Modern Doğu için “diriliş”, hem umut hem de yorgunluk ifadesidir. Bir yandan Batı karşısındaki gecikmişliğin telafisi olarak görülür; öte yandan kaybedilen geçmişin yasını tutmanın dolaylı bir yoludur. Bu yüzden “yeniden dirileceğiz” diyen toplum, aslında “ölmüştük” demektedir. Fakat kim öldürmüştür o eski benliği? Kim mezara koymuştur? Bu sorular genellikle sessizce geçilir — çünkü diriliş, sorgulamanın değil, inancın dilidir.
Modern çağda her ideolojik proje bir diriliş vaat eder. Cumhuriyet “milletin küllerinden doğuşu” olarak anlatılır; İslamcı hareketler “ümmetin yeniden dirilişi”ni ilan eder; milliyetçilik “tarihin şanlı sayfalarına dönüş”ü vaat eder; sol ise kendi versiyonunu yaratır: “halkın yeniden uyanışı.” Her biri kendi hakikatini bu kelimeyle kutsar. Böylece eski zuhur geleneği, modern ideolojilerin ortak diline dönüşür.
Bu dilin cazibesi hem acıya hem ümide aynı anda hitap etmesindedir. Diriliş, yıkımın içinden güç devşirir: “Yıkıldık ama ayağa kalkacağız.” Mağduriyet ile kudretin birleştiği bu retorik, Doğu’nun en sevdiği anlatı biçimidir — acıdan kimlik, yenilgiden gurur çıkaran bir hafıza ekonomisi. Burada diriliş bir fikir değil, bir duygunun adıdır: kendine acıyarak kendini büyütmek.
Zamanla bu anlatı, hafızanın estetiğine dönüşür. Tarih, bir düşünme alanı olmaktan çıkar; bir tapınak hâline gelir.

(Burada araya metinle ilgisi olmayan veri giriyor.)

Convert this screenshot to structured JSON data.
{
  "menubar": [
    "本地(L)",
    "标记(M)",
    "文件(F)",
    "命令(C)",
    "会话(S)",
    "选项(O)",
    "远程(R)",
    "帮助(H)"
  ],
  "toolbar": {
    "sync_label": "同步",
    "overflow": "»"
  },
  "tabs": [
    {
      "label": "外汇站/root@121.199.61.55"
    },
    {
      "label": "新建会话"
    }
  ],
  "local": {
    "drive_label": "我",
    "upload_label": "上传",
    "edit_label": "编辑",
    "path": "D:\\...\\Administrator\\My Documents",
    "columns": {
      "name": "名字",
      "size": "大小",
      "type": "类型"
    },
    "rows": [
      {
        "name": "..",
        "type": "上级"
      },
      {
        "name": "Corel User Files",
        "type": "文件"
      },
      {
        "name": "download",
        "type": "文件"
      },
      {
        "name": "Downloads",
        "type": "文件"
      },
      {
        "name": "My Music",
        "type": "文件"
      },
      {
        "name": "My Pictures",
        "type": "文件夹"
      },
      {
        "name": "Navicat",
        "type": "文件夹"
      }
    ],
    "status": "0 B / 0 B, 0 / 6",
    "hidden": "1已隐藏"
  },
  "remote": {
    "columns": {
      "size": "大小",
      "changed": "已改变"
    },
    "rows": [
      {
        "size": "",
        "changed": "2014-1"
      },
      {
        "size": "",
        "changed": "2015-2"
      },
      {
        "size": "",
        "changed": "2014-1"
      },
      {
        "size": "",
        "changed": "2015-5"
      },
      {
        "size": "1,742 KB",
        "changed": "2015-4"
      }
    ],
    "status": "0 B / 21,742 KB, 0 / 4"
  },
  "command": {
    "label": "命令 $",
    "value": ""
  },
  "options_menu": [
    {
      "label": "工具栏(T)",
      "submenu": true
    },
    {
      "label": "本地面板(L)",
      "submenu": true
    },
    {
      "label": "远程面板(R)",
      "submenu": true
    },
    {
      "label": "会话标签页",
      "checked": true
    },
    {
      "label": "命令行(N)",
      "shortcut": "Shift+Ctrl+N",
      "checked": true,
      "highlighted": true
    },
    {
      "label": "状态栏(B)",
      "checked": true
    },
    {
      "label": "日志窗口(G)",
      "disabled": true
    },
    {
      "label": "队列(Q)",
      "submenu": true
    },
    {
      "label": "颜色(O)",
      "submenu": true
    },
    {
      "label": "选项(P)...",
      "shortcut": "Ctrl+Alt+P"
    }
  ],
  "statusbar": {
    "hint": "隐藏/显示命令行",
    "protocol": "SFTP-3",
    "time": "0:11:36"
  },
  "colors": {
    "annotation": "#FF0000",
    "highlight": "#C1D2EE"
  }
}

Yıkıntılar korunur ama neden yıkıldığı konuşulmaz. “Biz bir zamanlar büyüktük” cümlesi bir yas kokusu taşır; fakat bu yas, hesaplaşmayı değil, kutsamayı doğurur. Geçmiş bir özür değil, bir hazineye dönüşür — ve yeniden diriliş, o hazineyi topraktan çıkarma törenidir.
Böylece diriliş, nostaljinin siyasallaşmış biçimi olur. Hafıza artık bir düşünme eylemi değil, bir iman alanıdır. Her iktidar kendi diriliş hikâyesini yazarken geçmişin yalnızca seçilmiş parçalarını diriltir: gurur, zafer, kudret. Yenilgiler, hatalar, adaletsizlikler ise mezarda kalır.
Diriliş söylemi, modern iktidarın duygusal ekonomisinde güçlü bir sermayedir. Umutsuzluğu yönlendirir, mağduriyeti örgütler. Toplum, “ölü olmadığını kanıtlama” tutkusuyla harekete geçirilir. Ama o hareket çoğu zaman bir döngüden ibarettir:
zuhur → yıkım → diriliş → yeni zuhur.
Her seferinde yeni bir doğuşun coşkusuyla aynı unutuş tekrarlanır.
Diriliş çağrıları halkı değil, çoğu zaman iktidarı diriltir. Çünkü dirilişin anlatıcısı kimse, sahibi de odur. Bir millet yeniden doğmaz; yalnızca bir dil yeniden kurulur. Ve bu dil, “Bir daha o eski hatalara dönmeyeceğiz” derken, o hataları yeni bir biçimde tekrarlar.
Belki de gerçek diriliş, unutarak değil, hatırlayarak mümkündür. Çünkü unutuş üzerine kurulan her yeniden doğuş, aslında ölü bir bilinci sürdürür. Tarih ancak yüzleşildiğinde canlanır; yüz çevrildiğinde donar. Doğu toplumları için asıl diriliş, mucizevî bir “dönüş” değil, kendine ayna tutabilme cesaretidir — zuhurun değil, sürekliliğin bilgisi; inancın değil, hatırlamanın dirilişi.